Cryptogenic organizing pneumonia is a rare fibrotic interstitial disease of the lungs of unknown etiology . Breakdown and inflammatory cell infiltration of the basal lamina of the alveolar epithelium are characteristic of the disease. This is followed by invasion and proliferation of fibroblasts and the buildup of a complex reticular network. Presentation varies remarkably from patient to patient and depends on the subtype of the disease. Symptoms develop insidiously and consist of cough, dyspnea, chest pain, joint pain and hemoptysis. Workup is extensive and is aimed at ruling out other lung disorders. Bilateral, diffuse and peripheral alveolar opacities are characteristic on chest X-ray, whereas high resolution computed tomography (CT) scanning shows consolidation in more than 90% of patients. Pulmonary function tests exhibit a restrictive pattern although, in around 20% of patients, they can yield results consistent with an obstructive pathology. A biopsy is sometimes necessary for diagnosis and usually shows proliferation of granulation tissue and chronic inflammatory changes. Treatment consists mostly of glucocorticoids in the form of daily prednisone for up to 6 months. Nonetheless, patients who do not respond may also require immunosuppressive therapy with cyclophosphamide. The latter requires close monitoring of the white blood cell count, as leukopenia is a significant side effect. Macrolide antibiotics are also beneficial in patients with mild disease. Prognosis of cryptogenic organizing pneumonia is generally good, although some patients may develop progressively fatal disease.

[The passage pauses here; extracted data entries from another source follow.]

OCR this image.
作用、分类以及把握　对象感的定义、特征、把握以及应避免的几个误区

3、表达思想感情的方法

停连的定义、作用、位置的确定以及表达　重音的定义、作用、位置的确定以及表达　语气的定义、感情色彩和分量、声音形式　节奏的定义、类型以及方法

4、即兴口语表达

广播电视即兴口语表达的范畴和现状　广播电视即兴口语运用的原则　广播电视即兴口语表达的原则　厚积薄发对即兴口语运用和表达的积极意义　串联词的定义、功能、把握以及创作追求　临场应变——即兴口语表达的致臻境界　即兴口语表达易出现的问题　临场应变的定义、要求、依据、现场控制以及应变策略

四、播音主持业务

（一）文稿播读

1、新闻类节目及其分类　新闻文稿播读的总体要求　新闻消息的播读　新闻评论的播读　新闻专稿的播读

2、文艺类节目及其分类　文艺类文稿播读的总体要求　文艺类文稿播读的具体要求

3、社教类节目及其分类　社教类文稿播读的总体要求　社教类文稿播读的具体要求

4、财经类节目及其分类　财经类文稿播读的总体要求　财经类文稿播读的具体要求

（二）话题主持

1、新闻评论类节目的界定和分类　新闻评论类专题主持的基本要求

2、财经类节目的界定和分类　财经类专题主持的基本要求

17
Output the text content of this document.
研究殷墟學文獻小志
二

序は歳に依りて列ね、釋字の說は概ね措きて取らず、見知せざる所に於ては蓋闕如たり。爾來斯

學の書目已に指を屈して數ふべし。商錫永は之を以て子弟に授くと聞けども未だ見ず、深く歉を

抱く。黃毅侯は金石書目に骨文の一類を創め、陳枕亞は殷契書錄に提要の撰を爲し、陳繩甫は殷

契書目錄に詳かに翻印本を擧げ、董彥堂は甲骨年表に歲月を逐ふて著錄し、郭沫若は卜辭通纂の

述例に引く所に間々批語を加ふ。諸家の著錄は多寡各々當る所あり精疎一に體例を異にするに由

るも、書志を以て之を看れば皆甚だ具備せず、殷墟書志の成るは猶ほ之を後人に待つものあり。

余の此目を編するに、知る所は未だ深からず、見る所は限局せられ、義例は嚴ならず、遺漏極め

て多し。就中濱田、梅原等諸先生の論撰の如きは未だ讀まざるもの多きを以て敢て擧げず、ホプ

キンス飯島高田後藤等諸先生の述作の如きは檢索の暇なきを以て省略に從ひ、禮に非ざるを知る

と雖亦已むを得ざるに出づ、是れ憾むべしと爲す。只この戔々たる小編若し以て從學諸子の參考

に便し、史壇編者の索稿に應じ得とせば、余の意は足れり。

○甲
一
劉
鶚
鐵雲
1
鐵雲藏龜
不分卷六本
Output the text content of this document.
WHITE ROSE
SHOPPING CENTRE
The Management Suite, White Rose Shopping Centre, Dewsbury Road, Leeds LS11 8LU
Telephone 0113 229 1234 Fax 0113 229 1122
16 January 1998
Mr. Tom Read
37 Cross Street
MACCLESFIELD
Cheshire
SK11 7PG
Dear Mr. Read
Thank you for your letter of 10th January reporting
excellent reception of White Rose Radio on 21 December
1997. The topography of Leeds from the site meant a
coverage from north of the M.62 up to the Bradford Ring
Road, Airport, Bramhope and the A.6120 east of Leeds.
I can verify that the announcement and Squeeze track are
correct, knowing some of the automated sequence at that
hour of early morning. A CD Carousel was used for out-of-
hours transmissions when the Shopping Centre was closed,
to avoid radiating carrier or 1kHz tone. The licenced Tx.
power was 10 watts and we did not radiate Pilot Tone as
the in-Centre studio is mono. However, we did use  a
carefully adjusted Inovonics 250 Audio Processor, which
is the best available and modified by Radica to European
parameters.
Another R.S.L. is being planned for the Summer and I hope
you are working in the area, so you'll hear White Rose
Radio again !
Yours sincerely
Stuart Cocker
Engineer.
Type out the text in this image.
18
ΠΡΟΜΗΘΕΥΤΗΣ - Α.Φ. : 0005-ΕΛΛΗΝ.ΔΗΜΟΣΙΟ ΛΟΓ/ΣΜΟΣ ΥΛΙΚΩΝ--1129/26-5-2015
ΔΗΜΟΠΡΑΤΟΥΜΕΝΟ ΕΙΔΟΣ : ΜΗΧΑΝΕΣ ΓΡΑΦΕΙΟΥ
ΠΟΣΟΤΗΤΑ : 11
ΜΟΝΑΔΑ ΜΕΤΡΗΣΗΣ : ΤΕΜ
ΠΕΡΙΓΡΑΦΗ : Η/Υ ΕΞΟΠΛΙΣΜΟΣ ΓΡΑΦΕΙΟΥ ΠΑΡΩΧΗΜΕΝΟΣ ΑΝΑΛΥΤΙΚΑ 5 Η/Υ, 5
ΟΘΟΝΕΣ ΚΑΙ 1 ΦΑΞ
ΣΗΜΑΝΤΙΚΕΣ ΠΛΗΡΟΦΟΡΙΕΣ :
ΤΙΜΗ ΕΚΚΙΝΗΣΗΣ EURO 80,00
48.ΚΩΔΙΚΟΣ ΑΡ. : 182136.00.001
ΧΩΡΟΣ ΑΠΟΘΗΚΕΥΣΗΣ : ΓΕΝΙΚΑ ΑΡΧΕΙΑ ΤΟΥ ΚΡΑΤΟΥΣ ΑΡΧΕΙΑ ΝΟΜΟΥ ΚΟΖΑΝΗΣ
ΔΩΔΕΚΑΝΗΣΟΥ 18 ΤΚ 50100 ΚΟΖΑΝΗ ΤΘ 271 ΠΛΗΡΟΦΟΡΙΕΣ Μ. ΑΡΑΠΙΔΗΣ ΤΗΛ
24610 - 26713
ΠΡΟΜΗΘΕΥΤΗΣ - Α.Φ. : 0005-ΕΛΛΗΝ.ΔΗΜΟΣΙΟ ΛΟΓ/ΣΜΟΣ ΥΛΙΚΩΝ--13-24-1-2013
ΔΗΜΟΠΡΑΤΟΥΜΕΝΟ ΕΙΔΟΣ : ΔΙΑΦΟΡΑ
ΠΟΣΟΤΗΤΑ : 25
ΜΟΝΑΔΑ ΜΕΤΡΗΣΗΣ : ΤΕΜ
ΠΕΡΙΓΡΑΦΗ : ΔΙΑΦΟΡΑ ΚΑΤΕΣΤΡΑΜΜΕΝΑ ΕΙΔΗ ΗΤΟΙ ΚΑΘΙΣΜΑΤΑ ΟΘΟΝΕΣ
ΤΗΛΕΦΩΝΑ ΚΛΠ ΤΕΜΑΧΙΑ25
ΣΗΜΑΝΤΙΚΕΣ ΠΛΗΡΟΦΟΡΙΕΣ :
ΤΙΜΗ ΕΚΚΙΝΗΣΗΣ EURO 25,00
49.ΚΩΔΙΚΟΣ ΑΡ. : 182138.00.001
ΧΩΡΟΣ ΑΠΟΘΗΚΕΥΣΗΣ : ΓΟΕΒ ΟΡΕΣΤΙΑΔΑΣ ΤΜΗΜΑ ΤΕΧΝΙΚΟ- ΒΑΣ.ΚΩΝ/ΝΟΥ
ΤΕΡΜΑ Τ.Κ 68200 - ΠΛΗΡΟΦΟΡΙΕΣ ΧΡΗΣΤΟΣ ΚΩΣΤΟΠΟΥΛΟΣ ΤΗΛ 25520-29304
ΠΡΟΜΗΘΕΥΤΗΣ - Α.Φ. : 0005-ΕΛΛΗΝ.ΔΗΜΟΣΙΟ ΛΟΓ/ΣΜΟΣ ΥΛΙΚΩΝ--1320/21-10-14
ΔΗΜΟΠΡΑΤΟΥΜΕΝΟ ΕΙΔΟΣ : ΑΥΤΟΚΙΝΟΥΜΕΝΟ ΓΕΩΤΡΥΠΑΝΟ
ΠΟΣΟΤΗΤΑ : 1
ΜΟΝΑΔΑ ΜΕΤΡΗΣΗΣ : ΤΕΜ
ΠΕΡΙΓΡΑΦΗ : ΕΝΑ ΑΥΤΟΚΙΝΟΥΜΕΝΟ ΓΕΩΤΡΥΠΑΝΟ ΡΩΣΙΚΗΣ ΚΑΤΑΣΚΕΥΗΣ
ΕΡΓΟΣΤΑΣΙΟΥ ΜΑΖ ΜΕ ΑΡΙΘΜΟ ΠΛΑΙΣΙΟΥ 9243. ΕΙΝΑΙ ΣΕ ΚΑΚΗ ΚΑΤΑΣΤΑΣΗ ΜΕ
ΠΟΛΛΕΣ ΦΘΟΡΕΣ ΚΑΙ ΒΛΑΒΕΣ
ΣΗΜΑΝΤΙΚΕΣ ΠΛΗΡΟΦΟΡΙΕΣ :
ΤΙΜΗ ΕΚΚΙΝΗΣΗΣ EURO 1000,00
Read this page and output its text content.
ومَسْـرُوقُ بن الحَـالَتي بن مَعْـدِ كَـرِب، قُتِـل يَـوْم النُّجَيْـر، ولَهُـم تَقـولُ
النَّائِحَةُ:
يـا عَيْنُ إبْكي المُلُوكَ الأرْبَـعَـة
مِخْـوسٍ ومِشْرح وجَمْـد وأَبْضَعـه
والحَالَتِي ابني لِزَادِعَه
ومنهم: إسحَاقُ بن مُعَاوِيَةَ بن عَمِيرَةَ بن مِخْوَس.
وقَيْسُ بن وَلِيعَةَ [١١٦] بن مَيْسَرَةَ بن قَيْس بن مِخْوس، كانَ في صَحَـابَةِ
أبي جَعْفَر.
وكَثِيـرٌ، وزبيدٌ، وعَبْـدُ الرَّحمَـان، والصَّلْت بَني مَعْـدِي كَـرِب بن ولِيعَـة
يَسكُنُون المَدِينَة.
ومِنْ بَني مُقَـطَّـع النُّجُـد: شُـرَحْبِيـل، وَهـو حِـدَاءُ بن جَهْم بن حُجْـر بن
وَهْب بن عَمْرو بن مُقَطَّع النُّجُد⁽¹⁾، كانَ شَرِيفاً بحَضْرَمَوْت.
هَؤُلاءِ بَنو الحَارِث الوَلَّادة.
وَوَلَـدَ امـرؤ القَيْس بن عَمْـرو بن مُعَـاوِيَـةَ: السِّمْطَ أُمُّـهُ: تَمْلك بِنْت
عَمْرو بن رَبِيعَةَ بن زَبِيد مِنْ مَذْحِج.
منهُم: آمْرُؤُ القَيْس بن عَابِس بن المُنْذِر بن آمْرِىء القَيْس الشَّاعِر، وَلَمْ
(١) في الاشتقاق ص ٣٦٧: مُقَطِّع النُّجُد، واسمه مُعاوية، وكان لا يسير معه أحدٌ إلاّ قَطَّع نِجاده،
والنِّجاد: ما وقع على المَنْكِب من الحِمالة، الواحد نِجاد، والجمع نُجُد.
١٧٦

Cryptogenic organizing pneumonia is a rare and serious disease that targets the lungs. Direct causes have not been identified, although it has been associated with certain drugs, radiation of the breast during breast cancer treatment, ulcerative colitis (a disease of the digestive system), various cancers and infection with microorganisms. It is generally diagnosed after excluding all other possible causes. Patients can have a very variable presentation. In some cases, the condition can be completely asymptomatic while in others it may present very gradually with non-specific symptoms. The most prominent symptoms are coughing, shortness of breath, pain in the chest and in the joints, and the presence of blood in the sputum. The physician may be required to perform a very broad workup to reach the correct diagnosis. This includes blood tests, imaging with X-ray and CT, pulmonary function tests in which the patient is required to repeatedly inhale and exhale, and sometimes even biopsy. Treatment of cryptogenic organizing pneumonia is mostly with steroids, although some cases may be unresponsive and require chemotherapy. The latter can have significant side effects and require very frequent monitoring. Prognosis is good in the majority of cases although some patients may follow a rapidly progressive and fatal course.